Nous allons également lancer, ce mois-ci, un produit dédié à la détection des fichiers partagés à l’extérieur. Lorsqu’une entreprise partage des documents confidentiels avec des partenaires externes, tels que des cabinets d'avocats, des comptables ou des VC dans le cadre d'une levée de fonds, elle peut perdre la trace de ces partages. Cependant, ces interlocuteurs n'ont pas nécessairement les mêmes exigences en matière de cyber. Si ces partenaires sont piratés, les données de l’entreprise seront également compromises. Nous sommes capables de détecter les données sensibles qui ont été volées, grâce à l'intelligence artificielle.

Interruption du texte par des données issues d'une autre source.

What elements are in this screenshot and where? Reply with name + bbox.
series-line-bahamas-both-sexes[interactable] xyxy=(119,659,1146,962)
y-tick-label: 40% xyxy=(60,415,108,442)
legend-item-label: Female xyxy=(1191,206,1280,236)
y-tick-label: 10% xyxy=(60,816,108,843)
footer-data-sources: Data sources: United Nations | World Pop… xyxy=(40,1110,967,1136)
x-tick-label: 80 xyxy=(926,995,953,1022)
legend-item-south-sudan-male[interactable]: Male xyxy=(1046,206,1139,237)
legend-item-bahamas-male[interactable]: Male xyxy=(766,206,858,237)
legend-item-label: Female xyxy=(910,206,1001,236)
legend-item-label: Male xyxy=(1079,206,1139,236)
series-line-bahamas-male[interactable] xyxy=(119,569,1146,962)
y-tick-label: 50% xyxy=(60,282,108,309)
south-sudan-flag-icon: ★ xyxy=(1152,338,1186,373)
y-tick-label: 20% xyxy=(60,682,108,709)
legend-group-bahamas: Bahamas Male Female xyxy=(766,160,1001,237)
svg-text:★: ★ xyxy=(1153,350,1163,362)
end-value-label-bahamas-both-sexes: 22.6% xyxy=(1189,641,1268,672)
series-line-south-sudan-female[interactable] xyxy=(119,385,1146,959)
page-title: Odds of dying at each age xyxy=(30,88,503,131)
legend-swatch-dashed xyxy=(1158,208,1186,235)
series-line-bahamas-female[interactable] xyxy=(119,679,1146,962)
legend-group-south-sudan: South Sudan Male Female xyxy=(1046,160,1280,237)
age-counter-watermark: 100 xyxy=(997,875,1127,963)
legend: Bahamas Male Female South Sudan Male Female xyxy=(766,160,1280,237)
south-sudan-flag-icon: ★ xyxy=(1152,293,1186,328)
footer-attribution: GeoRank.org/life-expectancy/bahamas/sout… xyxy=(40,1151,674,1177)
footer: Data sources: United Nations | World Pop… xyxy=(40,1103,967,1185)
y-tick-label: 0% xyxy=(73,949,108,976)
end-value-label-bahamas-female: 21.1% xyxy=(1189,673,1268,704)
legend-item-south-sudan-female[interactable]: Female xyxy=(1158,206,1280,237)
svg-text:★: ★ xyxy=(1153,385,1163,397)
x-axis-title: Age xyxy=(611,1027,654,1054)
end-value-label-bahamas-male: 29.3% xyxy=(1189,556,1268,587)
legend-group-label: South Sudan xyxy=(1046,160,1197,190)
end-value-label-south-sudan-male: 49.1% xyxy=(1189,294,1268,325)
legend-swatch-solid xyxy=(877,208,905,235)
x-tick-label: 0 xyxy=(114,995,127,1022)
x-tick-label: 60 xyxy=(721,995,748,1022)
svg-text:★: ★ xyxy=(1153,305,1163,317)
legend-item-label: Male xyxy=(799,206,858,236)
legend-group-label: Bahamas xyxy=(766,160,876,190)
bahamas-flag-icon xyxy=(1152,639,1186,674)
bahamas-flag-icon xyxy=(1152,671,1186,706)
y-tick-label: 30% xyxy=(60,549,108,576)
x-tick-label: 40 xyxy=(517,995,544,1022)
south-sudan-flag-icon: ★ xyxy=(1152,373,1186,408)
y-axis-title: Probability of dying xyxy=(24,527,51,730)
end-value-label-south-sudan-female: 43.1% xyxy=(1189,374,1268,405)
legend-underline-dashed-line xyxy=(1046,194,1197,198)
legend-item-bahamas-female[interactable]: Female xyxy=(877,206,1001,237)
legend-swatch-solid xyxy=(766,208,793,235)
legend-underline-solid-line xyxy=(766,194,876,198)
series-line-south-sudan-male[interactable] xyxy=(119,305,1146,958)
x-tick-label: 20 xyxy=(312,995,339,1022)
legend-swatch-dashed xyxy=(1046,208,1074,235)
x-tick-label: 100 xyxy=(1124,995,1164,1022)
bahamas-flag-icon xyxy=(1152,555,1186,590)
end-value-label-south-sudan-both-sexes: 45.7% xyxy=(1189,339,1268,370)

Nous nous connectons aux espaces internes de l'entreprise et réalisons une analyse complète de tous les documents, en évaluant leurs expositions. Par ailleurs, les hackers ciblent de plus en plus les petites entreprises. Grâce aux LLM, ils peuvent désormais connaître toute la vie du ou de la dirigeant(e) et interagir avec d'autres outils tels que WhatsApp, LinkedIn, etc. Bientôt, ils seront capables d'imiter les voix des dirigeants et d'extraire des informations confidentielles auprès des collaborateurs.

M. : Qui sont vos clients ? 

B.N. :  Nous avons 1 500 clients, dont 80 % sont français, et nous couvrons un million et demi d'employés face aux risques cyber. Nous avons des clients importants, même si nous n'avions initialement pas l'intention de nous concentrer sur ce type de clientèle. Toutefois, ils sont venus vers nous. Nous avons donc créé une équipe dédiée aux entreprises de grande envergure, en complément de notre équipe axée sur le mid-market. Ce qui m'intéresse particulièrement, c'est également de parvenir à couvrir les small et middle businesses. Il y a toujours ce jeu de chat et de souris, et les solutions actuelles du marché se concentrent très peu sur ce segment.